Je n’entrerai pas dans plus de détails sur ces voies de communication, dont le réseau s’exécute en ce moment. Il faut seulement rassurer ceux qui craignent de voir la Grèce perdre le prestige de ses souvenirs. L’épreuve a-t-elle été défavorable à l’Italie, à l’Egypte, à l’Inde; les lieux et les antiquités sont-ils moins intéressans parce qu’on s’y transporte en quelques heures et facilement au lieu de dépenser pour les atteindre beaucoup de temps et beaucoup de fatigue? Que peut faire contre le pittoresque un ruban de quelques mètres, qui se perd à tout instant sous les arbres, dans les ravins et sous des voûtes ténébreuses?

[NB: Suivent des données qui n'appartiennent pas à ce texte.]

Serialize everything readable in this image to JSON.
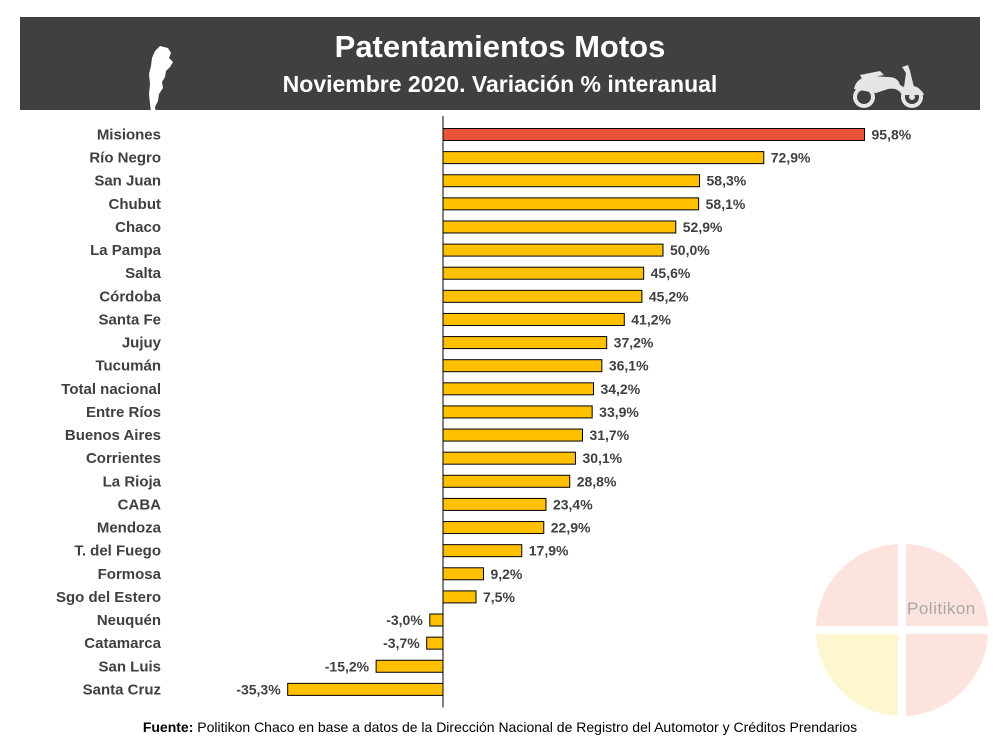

Nous mettions au moins une semaine pour aller d’Athènes à Sparte; chacun de nous avait son cheval de selle et nous étions suivis d’autant de chevaux de bagage, conduits par des hommes à pied et chargés de lits, de batterie de cuisine, avec un cuisinier et un guide. Par ces chemins de fer, même tels qu’ils sont, nous eussions fait la même route en huit heures, libres de cet attirail qu’on traîne avec soi en pays vierge. L’aspect imposant du Taygète et les lauriers roses de l’Eurotas n’y eussent rien perdu. D’ailleurs il faut que la civilisation marche et que l’homme prenne possession de sa planète avec ou sans ses vieux souvenirs.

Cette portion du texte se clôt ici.